Waspadailah Ciri-Ciri
Pemikiran Khowarij!!
Pemikiran Khowarij
memiliki ciri-ciri yang selalu ada di setiap zaman, diantara ciri-ciri itu
adalah:
1. Mengkafirkan
pelaku dosa besar
Seperti tersebut dalam
kisah di atas bahwa khowarij generasi awal begitu mudahnya mengkafirkan Ali dan
Mu’awiyah rodhiyallahu ‘anhuma. Syailkhul Islam Ibnu Taimiyyah berkata,
“… Disebabkan karena kesalahpahaman mereka (khowarij) terhadap Al Quran meski
mereka tidak bermaksud menentang Al Quran, mereka memahami wajibnya
mengkafirkan pelaku dosa besar. Hal ini beralasan bahwa orang mukmin itu
hanyalah orang yang baik lagi bertaqwa saja. Maka barang siapa tidak baik lagi
bertaqwa dia kafir dan kekal di neraka.” (Majmu’ Fatawa XIII/20)
Perlu diketahui bahwa
masalah pengkafiran adalah hukum syar’i yang harus dikembalikan kepada pada
Allah dan Rosul-Nya, sebagaimana penghalalan, pengharaman. Kita tidak boleh
mengkafirkan kecuali orang yang telah ditunjuk oleh kitab dan sunnah atas
kekafirannya dengan jelas. Pengkafiran tidaklah cukup dengan semata-mata
didasari prasangka, karena akan menimbulkan akibat-akibat yang berbahaya,
seperti penghalalan darah, harta benda, dan tidak boleh saling mewarisi,
pernikahannya menjadi batal dan lain-lainnya yang ditimbulkan akibat murtadnya
seseorang. Karena itulah Nabi memperingatkan dari hukum pengkafiran terhadap
seseorang yang bukan kafir, beliau bersabda: “Apabila seseorang mengatakan
kepada saudaranya: ‘Wahai kafir! Maka sungguh akan kembali kalimat itu pada
salah satu diantara keduanya. Jika memang benar ucapan itu (maka kalimat itu
tidak akan mengenainya) dan jika tidak, maka akan kembali kepadanya’.”
(Muttafaqun’alaih)
Pemahaman mereka ini
tentunya berlawanan dengan pemahaman ahlus sunnah yang didasari firman Allah, “Sesungguhnya
Allah tidak mengampuni dosa syirik, dan mengampuni dosa lain di bawah syirik
bagi siapa yang Dia kehendaki.” Intinya, bila seseorang berbuat kesyirikan
dan belum bertaubat sampai ia meninggal maka Allah tidak akan mengampuninya.

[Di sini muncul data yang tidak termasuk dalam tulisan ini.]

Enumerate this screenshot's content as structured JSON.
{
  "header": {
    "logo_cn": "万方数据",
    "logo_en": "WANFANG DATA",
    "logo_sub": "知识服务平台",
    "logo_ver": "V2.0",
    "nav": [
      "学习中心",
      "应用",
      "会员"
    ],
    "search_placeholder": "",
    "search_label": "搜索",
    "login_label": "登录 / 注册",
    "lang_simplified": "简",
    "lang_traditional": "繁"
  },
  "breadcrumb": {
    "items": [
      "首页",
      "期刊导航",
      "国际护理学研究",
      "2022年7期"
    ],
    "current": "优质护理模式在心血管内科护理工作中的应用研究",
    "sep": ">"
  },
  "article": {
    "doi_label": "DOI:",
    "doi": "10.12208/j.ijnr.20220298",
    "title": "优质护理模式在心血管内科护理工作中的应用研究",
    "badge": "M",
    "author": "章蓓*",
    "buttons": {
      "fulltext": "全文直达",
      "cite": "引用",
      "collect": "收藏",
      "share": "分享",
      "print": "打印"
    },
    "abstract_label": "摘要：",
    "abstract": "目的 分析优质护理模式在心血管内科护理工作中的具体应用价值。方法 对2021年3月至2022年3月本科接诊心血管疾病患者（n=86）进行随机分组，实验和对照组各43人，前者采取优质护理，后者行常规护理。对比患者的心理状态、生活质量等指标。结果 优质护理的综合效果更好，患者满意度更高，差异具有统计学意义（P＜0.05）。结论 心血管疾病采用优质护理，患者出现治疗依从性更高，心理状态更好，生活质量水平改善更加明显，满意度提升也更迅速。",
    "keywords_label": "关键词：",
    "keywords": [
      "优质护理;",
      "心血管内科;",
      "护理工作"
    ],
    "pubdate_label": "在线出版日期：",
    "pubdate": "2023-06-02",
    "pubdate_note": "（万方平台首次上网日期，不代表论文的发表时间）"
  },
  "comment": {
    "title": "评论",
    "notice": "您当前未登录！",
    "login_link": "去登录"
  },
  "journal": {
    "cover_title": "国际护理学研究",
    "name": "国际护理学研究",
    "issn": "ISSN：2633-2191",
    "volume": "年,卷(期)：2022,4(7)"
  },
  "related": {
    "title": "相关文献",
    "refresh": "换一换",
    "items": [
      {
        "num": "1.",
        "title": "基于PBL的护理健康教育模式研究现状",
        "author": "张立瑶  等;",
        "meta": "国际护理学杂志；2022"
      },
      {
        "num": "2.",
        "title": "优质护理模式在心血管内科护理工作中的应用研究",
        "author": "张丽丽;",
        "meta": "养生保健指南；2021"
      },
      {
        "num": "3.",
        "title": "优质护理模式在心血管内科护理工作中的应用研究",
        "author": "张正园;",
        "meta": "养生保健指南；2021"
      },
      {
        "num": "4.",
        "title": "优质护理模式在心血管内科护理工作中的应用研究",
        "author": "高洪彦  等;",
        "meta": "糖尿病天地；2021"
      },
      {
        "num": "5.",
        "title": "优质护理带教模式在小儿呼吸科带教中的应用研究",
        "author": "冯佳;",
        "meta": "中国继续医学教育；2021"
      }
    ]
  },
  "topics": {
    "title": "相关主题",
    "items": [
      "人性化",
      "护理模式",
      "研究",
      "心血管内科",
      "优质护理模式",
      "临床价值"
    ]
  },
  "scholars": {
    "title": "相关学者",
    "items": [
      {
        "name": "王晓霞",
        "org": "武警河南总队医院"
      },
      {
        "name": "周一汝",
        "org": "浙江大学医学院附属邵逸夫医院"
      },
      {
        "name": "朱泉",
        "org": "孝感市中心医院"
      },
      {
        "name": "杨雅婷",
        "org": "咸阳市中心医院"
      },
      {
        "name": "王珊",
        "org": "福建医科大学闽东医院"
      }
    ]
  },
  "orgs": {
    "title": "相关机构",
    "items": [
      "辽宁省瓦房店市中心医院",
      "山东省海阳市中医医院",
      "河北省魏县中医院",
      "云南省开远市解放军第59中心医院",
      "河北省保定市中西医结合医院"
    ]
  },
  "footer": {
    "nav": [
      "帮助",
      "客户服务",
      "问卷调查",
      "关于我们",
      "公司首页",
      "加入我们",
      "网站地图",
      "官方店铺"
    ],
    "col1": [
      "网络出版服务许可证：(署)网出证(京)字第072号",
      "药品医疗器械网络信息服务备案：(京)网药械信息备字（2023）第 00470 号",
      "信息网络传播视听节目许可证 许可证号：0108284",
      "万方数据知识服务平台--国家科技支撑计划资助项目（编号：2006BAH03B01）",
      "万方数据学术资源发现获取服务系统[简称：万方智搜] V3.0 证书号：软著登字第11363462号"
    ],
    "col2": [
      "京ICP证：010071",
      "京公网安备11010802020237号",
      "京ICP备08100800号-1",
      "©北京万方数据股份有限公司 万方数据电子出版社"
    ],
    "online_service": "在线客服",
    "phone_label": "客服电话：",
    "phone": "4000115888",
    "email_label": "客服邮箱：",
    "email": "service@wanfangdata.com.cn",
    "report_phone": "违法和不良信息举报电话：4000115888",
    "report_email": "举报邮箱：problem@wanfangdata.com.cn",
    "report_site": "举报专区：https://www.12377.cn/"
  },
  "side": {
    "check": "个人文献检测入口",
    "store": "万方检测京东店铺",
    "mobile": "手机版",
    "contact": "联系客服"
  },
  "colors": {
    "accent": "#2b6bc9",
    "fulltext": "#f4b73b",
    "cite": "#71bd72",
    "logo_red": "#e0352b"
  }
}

Akan tetapi dosa lain di bawah syirik seperti judi, minum khomr dan
sebagainya maka boleh jadi Allah mengadzabnya dan boleh jadi mengampuninya.
Adapun pengkafiran
secara khusus (baca: tunjuk hidung) maka itu adalah wewenang ulama, bukan
orang-orang jahil. Tidak boleh bagi seseorang ketika melihat ada orang lain
yang melakukan perbuatan kekufuran atau syirik akbar langsung mengarahkan
meriam takfir kepadanya. Sebab pengkafiran seperti ini harus melihat apakah
syaratnya terpenuhi dan tidak adanya penghalang (seperti dipaksa atau karena
ketidaktahuan). Dari sini kita dapat mengerti, mengapa dengan mudahnya mereka
membom dan menewaskan korban dari kaum muslimin sendiri. Yah, karena mereka
anggap kaum muslimin telah kafir maka darah mereka halal untuk ditumpahkan.